Arror and Kimwarer Dam scandal is a Kenyan corruption scandal that happened in the construction of two dams in Arror and Kimwarer, Elgeyo Marakwet county. Over $608 million meant for the construction of the two dams was stolen and as a result, the two dams have never been built until today.

== Background ==
The Government of Kenya planned to construct the two dams to boost hydro-electric power production, supply water to locals and also boost irrigation. Italian company CMC di Ravenna was awarded the tender for the construction and work was to commence before 2015.

In the corruption scandal, the tendering process was done without transparency by Kerio Valley Development Authority (KVDA) as required by Kenya law as there was no public disclosure of the tendering process. The engineering procurement and construction contracts were also signed without feasibility studies contrary to what procurement contract law required.

An inquiry revealed that the budget for the project was inflated from Ksh46 billion to Ksh63 billion.

Ksh19.7billion which represented 30% of the project cost was paid upfront to the Italian firm which never commenced the project.

Case files revealed that Ksh21 billion was spent in the procurement of goods and services never supplied.

Fake land compensation claims were filed with the National treasury having released Ksh643 million for this. Fraudulent payouts were made to non-existent landowners.

== Individuals involved ==
Henry Rotich was the Treasury cabinet secretary and the time of the irregularities tied to the scandal. In 2019 he was arrested in connection to the scandal and was presented at the DCI headquarters alongside his permanent secretary Kamau Thugge. He became the first sitting cabinet secretary to be arrested for graft involvement.

William Ruto was widely mentioned by his opposers in the scandal until the Director of Public Prosecutions (DPP) Noordin Haji clarified that his name was not in the case file.

Uhuru Kenyatta who was finance minister during the inception of the project in 2008 and 2009 was cleared of any wrongdoing alongside MIchuki after being implicated in giving the go ahead to KVDA to materialise the project.

KVDA engaged in unlawful tendering process without allowing for competition, and consequently awarded the tender to CMC di Ravena which was facing voluntary liquidation back in Italy.

== Prosecutions and aftermath ==
Over 100 individuals from different government departments including Rotich were either summoned by DCI or arrested and charged in the graft case. They were charged with conspiracy to defraud the government, abuse of office and financial misconduct and other 21 charges. They all pleaded not guilty on all charges. They were later released on bail.

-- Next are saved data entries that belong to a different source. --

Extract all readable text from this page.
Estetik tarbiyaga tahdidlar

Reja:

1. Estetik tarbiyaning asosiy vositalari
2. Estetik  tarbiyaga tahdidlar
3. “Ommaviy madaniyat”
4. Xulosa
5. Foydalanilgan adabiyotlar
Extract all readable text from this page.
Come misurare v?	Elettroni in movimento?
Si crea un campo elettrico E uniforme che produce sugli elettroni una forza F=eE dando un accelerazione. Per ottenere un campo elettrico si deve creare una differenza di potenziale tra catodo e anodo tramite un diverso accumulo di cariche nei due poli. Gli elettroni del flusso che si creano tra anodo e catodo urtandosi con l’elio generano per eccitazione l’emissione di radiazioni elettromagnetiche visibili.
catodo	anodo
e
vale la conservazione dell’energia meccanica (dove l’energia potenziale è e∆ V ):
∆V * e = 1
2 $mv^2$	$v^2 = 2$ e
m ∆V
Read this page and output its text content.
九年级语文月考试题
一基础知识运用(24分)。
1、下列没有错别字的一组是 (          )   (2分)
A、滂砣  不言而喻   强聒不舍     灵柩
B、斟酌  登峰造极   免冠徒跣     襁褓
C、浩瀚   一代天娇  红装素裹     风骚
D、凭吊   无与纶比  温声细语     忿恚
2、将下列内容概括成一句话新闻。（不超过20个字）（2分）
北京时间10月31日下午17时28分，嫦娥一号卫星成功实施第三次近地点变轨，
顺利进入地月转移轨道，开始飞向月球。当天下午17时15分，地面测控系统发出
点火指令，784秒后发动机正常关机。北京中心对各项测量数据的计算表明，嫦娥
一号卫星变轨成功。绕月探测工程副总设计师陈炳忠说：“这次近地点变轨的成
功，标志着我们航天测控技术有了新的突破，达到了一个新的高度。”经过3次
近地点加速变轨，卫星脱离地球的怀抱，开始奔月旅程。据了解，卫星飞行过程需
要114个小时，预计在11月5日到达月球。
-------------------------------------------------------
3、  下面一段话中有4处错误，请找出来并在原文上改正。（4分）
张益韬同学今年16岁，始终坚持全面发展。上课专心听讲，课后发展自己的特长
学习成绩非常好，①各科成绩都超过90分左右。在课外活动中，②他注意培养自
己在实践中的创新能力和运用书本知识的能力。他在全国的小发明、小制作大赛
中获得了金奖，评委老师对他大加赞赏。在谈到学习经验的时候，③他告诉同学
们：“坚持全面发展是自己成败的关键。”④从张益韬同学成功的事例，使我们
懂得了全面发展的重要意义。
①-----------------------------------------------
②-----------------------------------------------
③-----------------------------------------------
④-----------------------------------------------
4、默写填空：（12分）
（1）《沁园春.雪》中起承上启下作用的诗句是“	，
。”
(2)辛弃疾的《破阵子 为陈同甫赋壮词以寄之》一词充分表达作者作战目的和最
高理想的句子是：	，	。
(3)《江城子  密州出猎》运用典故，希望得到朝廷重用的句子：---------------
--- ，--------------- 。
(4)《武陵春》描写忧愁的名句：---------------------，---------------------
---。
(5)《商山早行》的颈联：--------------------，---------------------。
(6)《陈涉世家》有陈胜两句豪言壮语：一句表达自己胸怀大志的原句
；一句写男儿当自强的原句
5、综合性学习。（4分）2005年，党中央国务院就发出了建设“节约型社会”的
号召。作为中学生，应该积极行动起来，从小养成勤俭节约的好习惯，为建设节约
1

A warrant of arrest was issued for CMC di Raveno's director Paolo Porcelli.

The then cabinet secretaries Mwangi Kiunjuri of Agriculture, Eugene Wamalwa of Devolution and Simon Chelugui of Water together with their principal secretaries were also questioned over the financial malfeasance.

DPP Haji cited that cited that the scandal was a “well-choreographed scheme” by top government officials in collision with private institutions and individuals. The case is still active in court with no ruling made so far. Rotich was acquitted of graft charges in the scandal in 2023. No funds meant for the project have been recovered.